Silver Marlin

Class overview
- Builders: Elbit Systems
- Operators: Israeli Navy; US Navy;
- In service: 2006–present

General characteristics
- Type: Rigid hull inflatable boat
- Tonnage: 4,000 kg (8,800 lb)
- Length: 10.67 m (35.0 ft)
- Speed: 45 kn
- Range: 500 NM
- Capacity: 2,500 kg (5,500 lb) payload
- Sensors & processing systems: electro-optical, obstacle avoidance sensors
- Armament: 7.62mm remote-controlled stabilized weapon station

= Silver Marlin =

Israeli unmanned surface vehicle

Silver Marlin is an Israeli unmanned surface vehicle (USV) designed for maritime patrol missions. It is equipped with a 7.62mm remote-controlled stabilized weapon station as well as observation and satellite communication systems.
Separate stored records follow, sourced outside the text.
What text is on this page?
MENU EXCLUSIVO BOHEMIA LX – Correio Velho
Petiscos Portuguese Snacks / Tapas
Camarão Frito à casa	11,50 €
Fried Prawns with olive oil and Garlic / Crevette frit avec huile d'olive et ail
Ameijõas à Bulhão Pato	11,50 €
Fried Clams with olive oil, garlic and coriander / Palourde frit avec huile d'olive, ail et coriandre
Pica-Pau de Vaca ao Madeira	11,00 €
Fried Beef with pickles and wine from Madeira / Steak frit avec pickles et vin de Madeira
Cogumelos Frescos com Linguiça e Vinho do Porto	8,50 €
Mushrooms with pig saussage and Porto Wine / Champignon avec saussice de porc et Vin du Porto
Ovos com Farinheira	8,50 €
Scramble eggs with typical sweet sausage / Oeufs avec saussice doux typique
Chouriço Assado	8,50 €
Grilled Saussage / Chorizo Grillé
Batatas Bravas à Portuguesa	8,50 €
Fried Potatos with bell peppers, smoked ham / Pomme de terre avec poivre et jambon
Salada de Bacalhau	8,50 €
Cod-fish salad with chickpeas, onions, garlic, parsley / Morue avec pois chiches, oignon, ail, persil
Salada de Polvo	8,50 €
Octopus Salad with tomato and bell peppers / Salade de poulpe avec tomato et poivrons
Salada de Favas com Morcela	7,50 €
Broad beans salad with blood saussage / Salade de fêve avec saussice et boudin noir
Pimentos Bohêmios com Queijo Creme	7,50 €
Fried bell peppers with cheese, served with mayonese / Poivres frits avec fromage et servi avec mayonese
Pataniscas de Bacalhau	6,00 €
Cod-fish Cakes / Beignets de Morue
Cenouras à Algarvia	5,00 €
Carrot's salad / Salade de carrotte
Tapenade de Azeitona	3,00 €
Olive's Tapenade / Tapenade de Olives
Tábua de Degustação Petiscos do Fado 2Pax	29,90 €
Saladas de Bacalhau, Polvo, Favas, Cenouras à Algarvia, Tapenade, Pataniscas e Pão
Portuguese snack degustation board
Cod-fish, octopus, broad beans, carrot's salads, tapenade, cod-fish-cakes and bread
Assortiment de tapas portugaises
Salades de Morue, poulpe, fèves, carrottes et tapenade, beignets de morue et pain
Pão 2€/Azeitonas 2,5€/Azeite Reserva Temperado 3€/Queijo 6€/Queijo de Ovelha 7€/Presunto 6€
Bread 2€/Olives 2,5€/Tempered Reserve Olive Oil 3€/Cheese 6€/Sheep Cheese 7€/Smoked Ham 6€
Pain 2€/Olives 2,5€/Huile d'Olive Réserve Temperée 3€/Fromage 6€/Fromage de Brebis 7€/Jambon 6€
It has an endurance of 24–36 hours, with a primary mission of reconnaissance, surveillance, force protection/anti-terror, anti-surface and anti-mine warfare, search and rescue, port and waterway patrol, battle damage assessment, pollution detection and treatment as well as electronic warfare.

The Silver Marlin is 10.67 m long and 4000 kg weight, and it has 2500 kg payload capacity, and is powered by two 315 hp diesel engines.